Tarihle ilgili bilgi veren tartışma da oldukça anlamlıdır, bugüne dair çizilen resim de. Bosnalılar ne 1914, ne 90’lardaki savaşlar hakkında uzlaşabilir, her birinin gerekçeleri gerçeğin bir kısmını yansıtır. En havalı, süslü görüntünün bir alt katında, hakkını arayan emekçilere en vahşi saldırılar düzenlenmektedir. Tarih tartışan bir Sırp ile bir Boşnak’ın yanı sıra, otel müdüründen güvenliğine, grevi engellemeye çalışan Lamija’dan grevciler tarafından temsilci seçilen annesi Hatice’ye karakterlerin her biri başarılı temsilcilerdir aslında, otelin adındaki gibi Avrupa kıtasından, farklı sınıflardan, kesimlerden, eğilimlerden.
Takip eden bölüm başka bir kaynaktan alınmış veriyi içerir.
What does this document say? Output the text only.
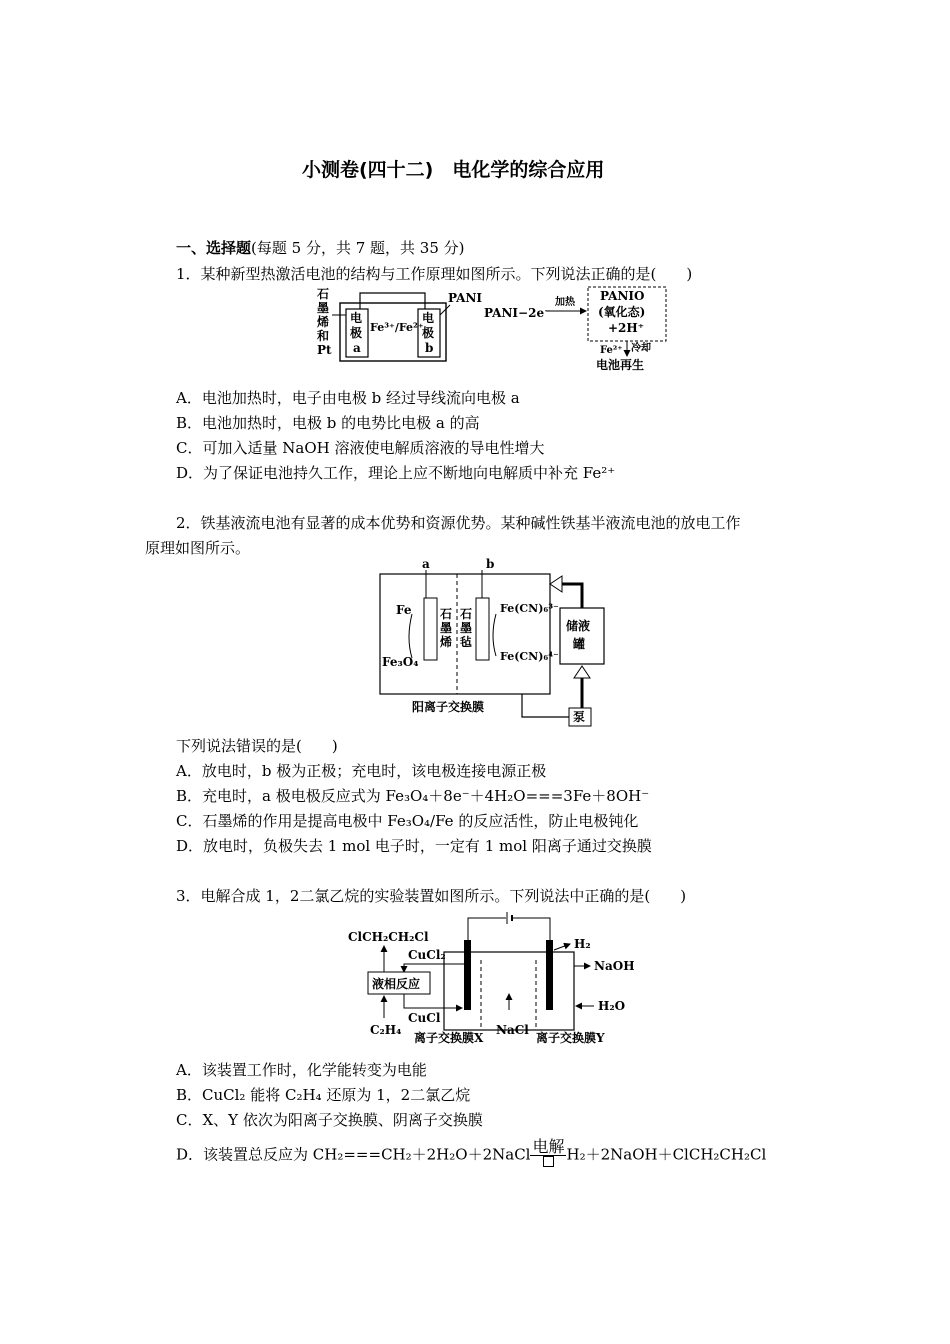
小测卷(四十二)　电化学的综合应用
一、选择题(每题 5 分，共 7 题，共 35 分)
1．某种新型热激活电池的结构与工作原理如图所示。下列说法正确的是(　　)
石
墨
烯
和
Pt
电
极
a
电
极
b
Fe³⁺/Fe²⁺
PANI
PANI−2e⁻
加热 PANIO
(氧化态)
+2H⁺
Fe²⁺ 冷却
电池再生
A．电池加热时，电子由电极 b 经过导线流向电极 a
B．电池加热时，电极 b 的电势比电极 a 的高
C．可加入适量 NaOH 溶液使电解质溶液的导电性增大
D．为了保证电池持久工作，理论上应不断地向电解质中补充 Fe²⁺
2．铁基液流电池有显著的成本优势和资源优势。某种碱性铁基半液流电池的放电工作
原理如图所示。
a	b
石
墨
烯
石
墨
毡
Fe
Fe₃O₄
Fe(CN)₆³⁻
Fe(CN)₆⁴⁻
储液
罐
泵
阳离子交换膜
下列说法错误的是(　　)
A．放电时，b 极为正极；充电时，该电极连接电源正极
B．充电时，a 极电极反应式为 Fe₃O₄＋8e⁻＋4H₂O===3Fe＋8OH⁻
C．石墨烯的作用是提高电极中 Fe₃O₄/Fe 的反应活性，防止电极钝化
D．放电时，负极失去 1 mol 电子时，一定有 1 mol 阳离子通过交换膜
3．电解合成 1，2二氯乙烷的实验装置如图所示。下列说法中正确的是(　　)
ClCH₂CH₂Cl
CuCl₂
液相反应
CuCl
C₂H₄
H₂
NaOH
H₂O
离子交换膜X
NaCl
离子交换膜Y
A．该装置工作时，化学能转变为电能
B．CuCl₂ 能将 C₂H₄ 还原为 1，2二氯乙烷
C．X、Y 依次为阳离子交换膜、阴离子交换膜
D．该装置总反应为 CH₂===CH₂＋2H₂O＋2NaCl 电解 H₂＋2NaOH＋ClCH₂CH₂Cl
Danis Tanovic’in adını duyuran film, Bosna Savaşında iki askerin milliyetçilik ve savaş üzerine tartıştığı Tarafsız Bölge idi. Bundan önceki Bir Hurdacının Hayatı ise sigortasız bir Roman ailenin hastanede yaşadıklarından yola çıkarak bir kapitalizm eleştirisi yapıyordu. Saraybosna’da Ölüm, bu ikisini bir araya getiren bir film sanki. Kamera Ömer’i, Lamija’yı ya da başkalarını arkasından otelin farklı bölümlerinde takip ederken, geçmişten bugüne tartışmaya değer olan ne varsa onu da izler. Kolay çözülüp anlaşılacak meseleler değildir bunlar elbette, yine de bu kadar kısa bir zaman ve dar bir mekanda böyle özetlenebilir.  
Saraybosna’da Ölüm, Berlin’de Büyük Jüri ve FIPRESCI ödülleri aldı.
İstanbul Film Festivali’nde bugün 16.00’da Atlas’ta, 14 Nisan’da Fitaş 4’te ve 17 Nisan’da Rexx’te gösterilecek.